The Test is home to the Houghton club, founded in 1822, where a quarter of members are lords and knights. Among those who have taken their rods to this exclusive stretch of water – the 11 miles of banks are valued at £600 a foot – are Jimmy Carter, George Bush Snr and Prince Charles, as well as other highly recognisable anglers such as Eric Clapton, Vinnie Jones, Ian Botham and Marco Pierre White.

The wader-wearing gentry are gesticulating upstream at a sewage treatment works, and have hired consultants to take samples of the water to try to prove their case. And they are now embroiled in a legal battle against the Environment Agency for not handing over all its files on the matter.

With things turning ugly, the Information Commissioner's Office has now intervened and ruled that civil servants must open their files and help the celebrity anglers get to the bottom of their whiffy problem.

The Commissioner noted that the river "is known as one of the primary chalk streams in England. It is noted by some as the birthplace of modern fly fishing and has been mentioned in literature for its fine fishing."

The chairman of the local Test and Itchen Association, whose members include those of the Houghton club, the Duke of Northumberland and Mr Paxman, is Sir Chips Keswick, a director of the Bank of England and the former chairman of De Beers diamonds. He said: "The middle and lower Test remained coloured... It becomes more and more obvious that we must be prepared to do more ourselves to provide the protection which the rivers require."

Shaun Leonard, director of the Wild Trout Trust, said the problem was recurring and needed to be tackled urgently to make sure that the spot didn't lose its prestige. "The Test has massive historical significance as one of the homes of traditional fly fishing methods," he said. "It's retained that cache through to today.

"There are some very, very famous fishing clubs there – the Houghton Club, Mottisfont Fishing Club. They have attracted the higher-profile members, and it's become a self-perpetuating thing." Most of the trout are farmed, although there are small wild populations.

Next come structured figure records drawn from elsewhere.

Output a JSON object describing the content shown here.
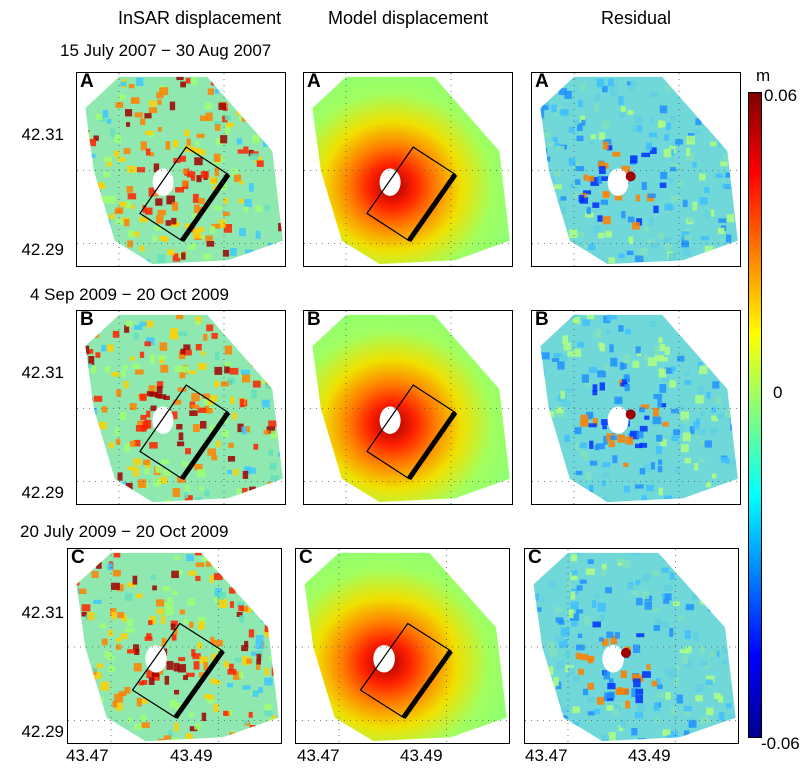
{
  "columns": {
    "insar": "InSAR displacement",
    "model": "Model displacement",
    "residual": "Residual"
  },
  "rows": [
    {
      "date_range": "15 July 2007 − 30 Aug 2007",
      "letter": "A"
    },
    {
      "date_range": "4 Sep 2009 − 20 Oct 2009",
      "letter": "B"
    },
    {
      "date_range": "20 July 2009 − 20 Oct 2009",
      "letter": "C"
    }
  ],
  "y_ticks": [
    "42.31",
    "42.29"
  ],
  "x_ticks": [
    "43.47",
    "43.49"
  ],
  "colorbar": {
    "unit": "m",
    "max": "0.06",
    "mid": "0",
    "min": "-0.06",
    "colors": [
      "#00008f",
      "#0000ff",
      "#007fff",
      "#00ffff",
      "#7fff7f",
      "#ffff00",
      "#ff7f00",
      "#ff0000",
      "#7f0000"
    ]
  }
}
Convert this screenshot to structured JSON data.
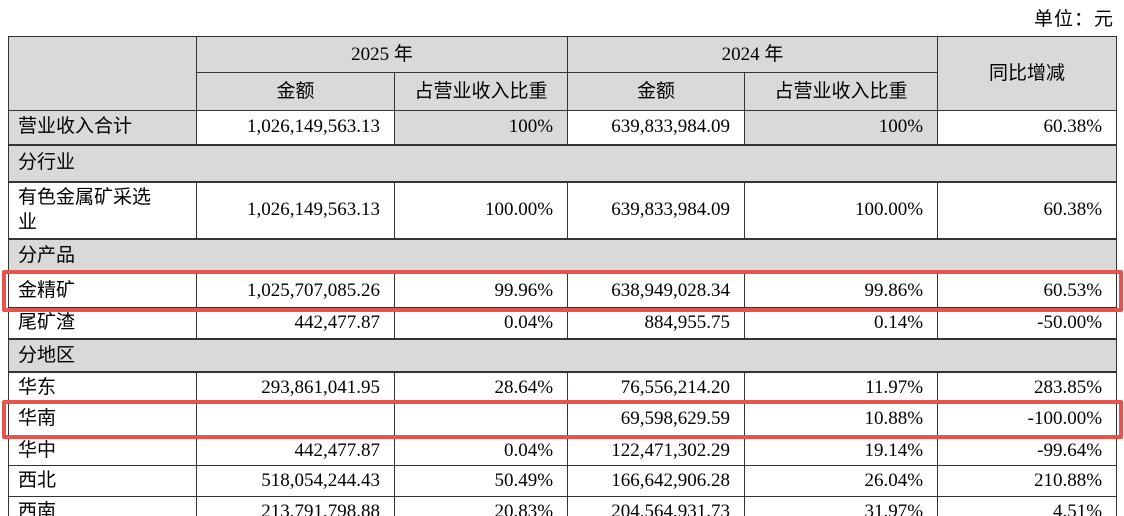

The initial victory over the Environment Agency has not prompted wild celebrations. Robert Pryor QC, president of the Houghton Club, said: "Naturally we are pleased and we hope to get the information we requested. We have nothing more to say."

The Test river is also noted for an incident in 1998 when the television presenter Chris Tarrant broke his arm falling out of a tree while trying to get a better view of the teeming waters.